Transient simulation and exergy analysis of a D-type steam boiler with natural circulation during cold start: A case study

Abstract

• Implementing of 3D mathematical model for D-Type boiler furnace. • Determining the natural circulation direction for each wall of furnace in the start. • The model results compare with experimental data of a D-Type boiler. • The sensitivity analysis on the initial water level of the drum is performed. It is necessary to utilize an accurate control system in D-type boilers under transient loading. In this paper, a saturated D-Type boiler has been modeled and studied under cold start condition. This type of boiler has two kinds of heat transfer surfaces which are radiative zone (RZ) and convective zone (CZ). Since the furnace shape according to the gas path is not symmetric, the RZ section has been modeled via 3D mesh, and the CZ section has been modeled via the zoning method.
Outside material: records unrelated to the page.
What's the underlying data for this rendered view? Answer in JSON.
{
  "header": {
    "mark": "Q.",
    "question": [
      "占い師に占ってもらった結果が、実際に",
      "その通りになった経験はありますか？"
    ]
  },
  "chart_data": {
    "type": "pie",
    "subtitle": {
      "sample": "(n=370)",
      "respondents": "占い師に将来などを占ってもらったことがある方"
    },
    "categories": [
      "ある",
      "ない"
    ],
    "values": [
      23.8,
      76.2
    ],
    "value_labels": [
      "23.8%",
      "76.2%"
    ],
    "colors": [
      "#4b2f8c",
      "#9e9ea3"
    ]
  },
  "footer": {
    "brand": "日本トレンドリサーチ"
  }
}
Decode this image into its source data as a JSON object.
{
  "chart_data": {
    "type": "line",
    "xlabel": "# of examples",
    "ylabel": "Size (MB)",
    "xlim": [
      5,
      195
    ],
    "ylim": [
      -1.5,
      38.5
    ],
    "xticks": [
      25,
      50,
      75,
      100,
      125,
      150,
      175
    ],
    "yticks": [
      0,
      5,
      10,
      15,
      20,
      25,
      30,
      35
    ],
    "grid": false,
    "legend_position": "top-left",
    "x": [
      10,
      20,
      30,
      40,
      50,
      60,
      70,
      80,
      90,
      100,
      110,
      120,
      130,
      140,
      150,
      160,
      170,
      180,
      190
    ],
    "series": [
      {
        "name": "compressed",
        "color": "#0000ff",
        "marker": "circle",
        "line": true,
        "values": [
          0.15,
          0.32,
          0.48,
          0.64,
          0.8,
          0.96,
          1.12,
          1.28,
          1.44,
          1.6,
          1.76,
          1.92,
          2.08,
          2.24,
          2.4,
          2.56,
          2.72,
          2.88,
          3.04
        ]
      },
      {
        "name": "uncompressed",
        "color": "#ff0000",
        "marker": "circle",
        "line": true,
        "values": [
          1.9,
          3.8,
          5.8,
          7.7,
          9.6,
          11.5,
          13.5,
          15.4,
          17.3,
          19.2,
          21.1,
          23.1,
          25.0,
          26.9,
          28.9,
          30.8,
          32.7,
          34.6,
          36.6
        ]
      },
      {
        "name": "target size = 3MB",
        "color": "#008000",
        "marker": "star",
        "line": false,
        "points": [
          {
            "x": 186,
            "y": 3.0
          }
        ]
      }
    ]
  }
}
The presence of D-shaped tubes in the furnace and different heat absorption of other tubes forced the model to have consisted of four circulation circuits of water in RZ and CZ. According to cold start conditions, inverse flow can occur in circulation circuits which this phenomenon has been studied in this paper. The methodology was included: simultaneous modeling of flue gas side and water side via detail modeling of circulation circuits with exergy analysis, and asymmetric 3D modeling of furnace via mathematical models considering cold start constraints. The comparison of model data against experimental data has shown a maximum deviation of 8.6% for drum pressure during start-up. Also, a sensitivity analysis on the initial water level of the drum in cold-start conditions has been performed by increasing from 200 to 500 and 800 mm; and the results indicated a 4.2% and 10.8%, increase in fuel consumption, respectively. Moreover, the boiler's exergy efficiency reaches a maximum of 60% during cold start-up and declines to 38.2% in steady-state conditions.